Northern Ireland: Pandemic shows parties can ‘work together’ – Foster

SF’s Michelle O’Neill also says response has brought parties ‘closer together’

First minister Arlene Foster (left) and Deputy First Minister Michelle O’Neill walk together as they arrive at Stormont. File photograph: Liam McBurney/PA Wire

First minister Arlene Foster (left) and Deputy First Minister Michelle O’Neill walk together as they arrive at Stormont. File photograph: Liam McBurney/PA Wire

 

Tackling the coronavirus pandemic has brought the North’s political parties closer together, the First and Deputy First Ministers have said.

In a joint interview with Sky News on Sunday, the DUP leader Arlene Foster and Sinn Féin’s Northern leader Michelle O’Neill said the Executive had been faced with the outbreak of the virus shortly after it was restored in January, but their response had demonstrated they could work closely together.

“We have shown that we can work together in difficult times,” said Ms Foster. “I’m not saying it’s a good thing that we’ve had a global pandemic, but I think it shows that we have come together and that we can work together in the way that we have.”

“I believe that the past number of months, because of Covid-19, has probably brought us closer together,” said Ms O’Neill, “insofar as we are having to work around the clock to take this on.”

She was in government “to make it work”; while both held different political views, she said, “it’s our job to govern for the people here. Whilst I make the case for Irish unity and Arlene will make the case for maintaining the link with Britain, that’s just politics.”

Care homes

Ms Foster also said tackling coronavirus in care homes remained a “critical battlefield” for the entire Executive. “We still very much want to deal with those issues in a pro-active way.”

On Friday a number of frail and elderly residents were relocated from a nursing home in Belfast due to ongoing concerns which related in part to its management of the coronavirus outbreak.

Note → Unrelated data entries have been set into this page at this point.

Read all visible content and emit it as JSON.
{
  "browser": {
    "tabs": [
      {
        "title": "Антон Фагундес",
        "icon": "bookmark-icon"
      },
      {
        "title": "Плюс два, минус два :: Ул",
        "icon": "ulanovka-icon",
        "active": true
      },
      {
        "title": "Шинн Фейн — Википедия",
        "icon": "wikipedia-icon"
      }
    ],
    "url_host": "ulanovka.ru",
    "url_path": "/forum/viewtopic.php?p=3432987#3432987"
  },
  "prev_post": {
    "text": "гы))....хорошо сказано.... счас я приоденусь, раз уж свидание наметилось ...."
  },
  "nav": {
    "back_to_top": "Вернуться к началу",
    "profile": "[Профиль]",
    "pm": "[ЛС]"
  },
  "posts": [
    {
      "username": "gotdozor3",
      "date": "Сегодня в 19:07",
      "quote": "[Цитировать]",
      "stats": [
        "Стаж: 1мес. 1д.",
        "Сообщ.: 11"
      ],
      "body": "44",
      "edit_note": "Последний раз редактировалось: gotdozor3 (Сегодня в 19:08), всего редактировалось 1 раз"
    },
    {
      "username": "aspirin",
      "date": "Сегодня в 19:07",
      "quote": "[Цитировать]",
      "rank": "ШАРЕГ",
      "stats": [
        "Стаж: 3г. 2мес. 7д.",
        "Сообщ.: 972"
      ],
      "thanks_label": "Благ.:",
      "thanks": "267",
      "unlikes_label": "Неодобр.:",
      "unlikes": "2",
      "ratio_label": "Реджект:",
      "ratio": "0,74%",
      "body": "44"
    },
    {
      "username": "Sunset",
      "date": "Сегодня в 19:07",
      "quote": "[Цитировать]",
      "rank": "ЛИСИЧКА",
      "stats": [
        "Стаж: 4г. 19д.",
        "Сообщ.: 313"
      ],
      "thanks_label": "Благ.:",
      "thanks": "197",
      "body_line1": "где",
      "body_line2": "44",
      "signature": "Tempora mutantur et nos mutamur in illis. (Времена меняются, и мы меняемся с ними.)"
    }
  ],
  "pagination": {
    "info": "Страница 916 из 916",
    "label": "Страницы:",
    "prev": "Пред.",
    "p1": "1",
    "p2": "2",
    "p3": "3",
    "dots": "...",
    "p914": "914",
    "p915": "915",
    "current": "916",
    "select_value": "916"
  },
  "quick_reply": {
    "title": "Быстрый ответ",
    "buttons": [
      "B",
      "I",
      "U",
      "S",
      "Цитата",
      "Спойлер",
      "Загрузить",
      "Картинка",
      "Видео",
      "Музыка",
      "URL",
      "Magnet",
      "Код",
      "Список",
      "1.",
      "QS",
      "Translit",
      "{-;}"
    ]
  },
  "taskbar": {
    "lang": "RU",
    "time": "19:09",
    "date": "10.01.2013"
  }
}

According to figures released by the Northern Ireland Statistics and Research Agency (NISRA), just over half of the 664 deaths they recorded until May 15th took place in care homes.

There have been disagreements in the Northern Executive – particularly over the timing of closing schools – as well as over whether the North should follow UK policy and practice in handling the crisis, or seek to align its approach to that of the Irish government.

Yet in recent weeks the relationship between the North’s leaders has improved; as the chairs were being set out to ensure social distancing ahead of an Executive committee meeting earlier this week, Ms Foster joked that she and Ms O’Neill had been seeing so much of each other, they were practically the same household.

Yesterday she and Ms O’Neill published a joint letter in Northern Ireland’s three main newspapers thanking the public for the sacrifices they have made to protect others during the lockdown.

“I think at different times there perhaps was different emphasis but not necessarily a difference in approach,” said Ms O’Neill, “because I think we all shared the same objective of trying to save lives.

“We were thrust into this very quickly after the Executive being restored, and that in itself was challenging, but I think that Executive colleagues have worked really closely together to try and turn our way through this as best we can with that one objective, to save lives.”

Devolution

Both politicians were also on the same page when asked about the differences between the North’s roadmap for exiting lockdown and the plans in Ireland and the UK, stressing that their role was to work on behalf of the people of Northern Ireland.

“If devolution is to mean anything it is about doing what’s right locally for your own people and what we have to do is to listen to the medical and scientific evidence and then make our decisions based on that,” Ms Foster said.

“We’re elected here,” said Ms O’Neill. “We’re elected to represent the people that sent us here and to take up government departments and actually make decisions on their behalf, so you can look to London and you can look to Dublin and you can pick good and bad in all approaches, but for me this is about our own response to Covid-19.”

However she added: “We do live on an island, we have a geographical advantage, it’s important that we use it to our people’s best advantage in our battle against Covid-19.”

The first steps towards the easing of lockdown restrictions began in Northern Ireland this week. The current regulations are due to be reviewed on May 28th.

Ms Foster and Ms O’Neill revealed their mothers both had been admitted to hospital during the lockdown. Ms Foster said that the two things she missed most were her hairdresser and congregational singing in church.

“We miss the ordinary things that you take for granted and after this is over I hope people don’t take those sort of things for granted, that they actually do value their freedom and their freedom to do all of the things we haven’t been able to do over the last eight weeks.”